Данила долго смотрел на меня, потом начал хохотать.

- Да ты псих.

- Рад стараться.

Я вскипятил кофе. Мы выпили его, обжигаясь. Данила собрался домой и уже у дверей сказал:

- Нет, ты точно спятил. Тебе нужно развеяться. Обещай, что завтра пойдёшь со мной в "Звезду".

"Звезда" - ночной клуб, завсегдатаем которого с недавних времён сделался Данила. Кажется, с тех пор, как познакомился с двумя танцовщиками, похожими на Иисуса. Я терпеть не мог подобные заведения - что-то среднее между борделем и музеем, где выставляет себя напоказ городская богема.

- Обещаю.

Этот ответ Даниле не понравился, ибо он психологически уже настроился на длительные уговоры. Покачав головой, он удалился в сторону лифта.

- Не нравится мне всё это, - услышал я и закрыл дверь.

Потом лёг на диван в тёмной комнате и попытался представить, как учат все эти мудрёные книжки про медитации, что моё тело пронизывает светлый луч, несущий спокойствие. "Моя правая рука расслаблена, - припомнил я, - моя левая рука расслаблена, моим ногам тоже всё до фени, отдыхает голова, разглаживаются морщины, мозг работает в режиме автопилота. И лежу я - такой глупый, тёплый, посреди декабрьской сутолоки в исторический момент времени. Лежу, не пытаясь откопать под снегами корень зла, пью вместе со всеми настойки из этого корня, отказываюсь обсуждать, почему этот напиток так горчит. Иными словами, совершаю древний обычай умывания рук..."

Спустя два часа я почувствовал, что мне необходимо вырваться из квартиры, покинуть затхлую атмосферу собственных мыслей. Одеваясь, понял вдруг, насколько мало людей, к которым я сейчас могу пойти. Меня никто не ждал, и из них лишь единицы приняли бы меня с искренней радостью. Они всегда существуют - единицы избранных, единицы самых близких, но идёт время - и они отворачиваются своими остренькими носами или суммируются в десятки, двадцатки... толпы.

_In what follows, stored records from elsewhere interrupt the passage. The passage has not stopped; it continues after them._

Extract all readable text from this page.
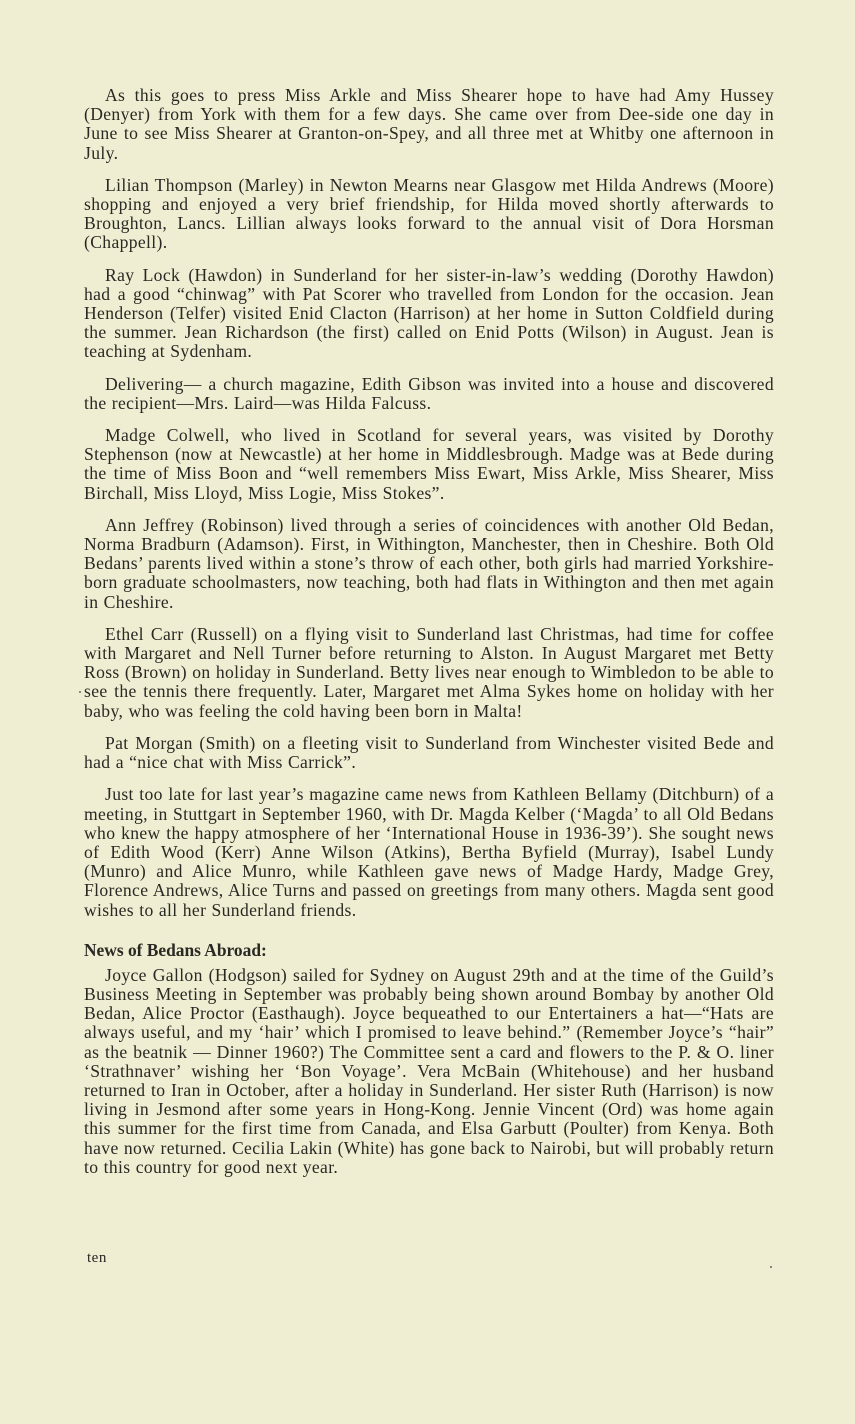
As this goes to press Miss Arkle and Miss Shearer hope to have had Amy Hussey (Denyer) from York with them for a few days. She came over from Dee-side one day in June to see Miss Shearer at Granton-on-Spey, and all three met at Whitby one afternoon in July.

Lilian Thompson (Marley) in Newton Mearns near Glasgow met Hilda Andrews (Moore) shopping and enjoyed a very brief friendship, for Hilda moved shortly afterwards to Broughton, Lancs. Lillian always looks forward to the annual visit of Dora Horsman (Chappell).

Ray Lock (Hawdon) in Sunderland for her sister-in-law’s wedding (Dorothy Hawdon) had a good “chinwag” with Pat Scorer who travelled from London for the occasion. Jean Henderson (Telfer) visited Enid Clacton (Harrison) at her home in Sutton Coldfield during the summer. Jean Richardson (the first) called on Enid Potts (Wilson) in August. Jean is teaching at Sydenham.

Delivering— a church magazine, Edith Gibson was invited into a house and discovered the recipient—Mrs. Laird—was Hilda Falcuss.

Madge Colwell, who lived in Scotland for several years, was visited by Dorothy Stephenson (now at Newcastle) at her home in Middlesbrough. Madge was at Bede during the time of Miss Boon and “well remembers Miss Ewart, Miss Arkle, Miss Shearer, Miss Birchall, Miss Lloyd, Miss Logie, Miss Stokes”.

Ann Jeffrey (Robinson) lived through a series of coincidences with another Old Bedan, Norma Bradburn (Adamson). First, in Withington, Manchester, then in Cheshire. Both Old Bedans’ parents lived within a stone’s throw of each other, both girls had married Yorkshire-born graduate schoolmasters, now teaching, both had flats in Withington and then met again in Cheshire.

Ethel Carr (Russell) on a flying visit to Sunderland last Christmas, had time for coffee with Margaret and Nell Turner before returning to Alston. In August Margaret met Betty Ross (Brown) on holiday in Sunderland. Betty lives near enough to Wimbledon to be able to see the tennis there frequently. Later, Margaret met Alma Sykes home on holiday with her baby, who was feeling the cold having been born in Malta!

Pat Morgan (Smith) on a fleeting visit to Sunderland from Winchester visited Bede and had a “nice chat with Miss Carrick”.

Just too late for last year’s magazine came news from Kathleen Bellamy (Ditchburn) of a meeting, in Stuttgart in September 1960, with Dr. Magda Kelber (‘Magda’ to all Old Bedans who knew the happy atmosphere of her ‘International House in 1936-39’). She sought news of Edith Wood (Kerr) Anne Wilson (Atkins), Bertha Byfield (Murray), Isabel Lundy (Munro) and Alice Munro, while Kathleen gave news of Madge Hardy, Madge Grey, Florence Andrews, Alice Turns and passed on greetings from many others. Magda sent good wishes to all her Sunderland friends.

News of Bedans Abroad:

Joyce Gallon (Hodgson) sailed for Sydney on August 29th and at the time of the Guild’s Business Meeting in September was probably being shown around Bombay by another Old Bedan, Alice Proctor (Easthaugh). Joyce bequeathed to our Entertainers a hat—“Hats are always useful, and my ‘hair’ which I promised to leave behind.” (Remember Joyce’s “hair” as the beatnik — Dinner 1960?) The Committee sent a card and flowers to the P. & O. liner ‘Strathnaver’ wishing her ‘Bon Voyage’. Vera McBain (Whitehouse) and her husband returned to Iran in October, after a holiday in Sunderland. Her sister Ruth (Harrison) is now living in Jesmond after some years in Hong-Kong. Jennie Vincent (Ord) was home again this summer for the first time from Canada, and Elsa Garbutt (Poulter) from Kenya. Both have now returned. Cecilia Lakin (White) has gone back to Nairobi, but will probably return to this country for good next year.

ten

Потухший город под поздним снегом не был похож на дневной, с его тысячами ног, рук, глаз и глоток. Его голосовые связки перестроились на шёпот, очертания помутились, словно я смотрел на него сквозь сосульку. Город становился похожим на призрак из ретро-шлягера, на картинку из детской книжки издательства 80-ого года, на бабушкин рассказ. На что угодно, только не на город безумных идей и искажённых лиц. Я шёл и любил этот Город. В этот вечер он был моей единицей - той самой, что всегда рада встрече и угощает, чем может. И город угощал меня снегом, потчевал редкими фонарями, глухими проулками. Я вёл себя с ним как старинный приятель, спустя десяток лет забежавший на огонёк - сидел неловко на краю тротуара, несмело курил, словно вернувшись из детства, пинал пустую банку носком ботинка.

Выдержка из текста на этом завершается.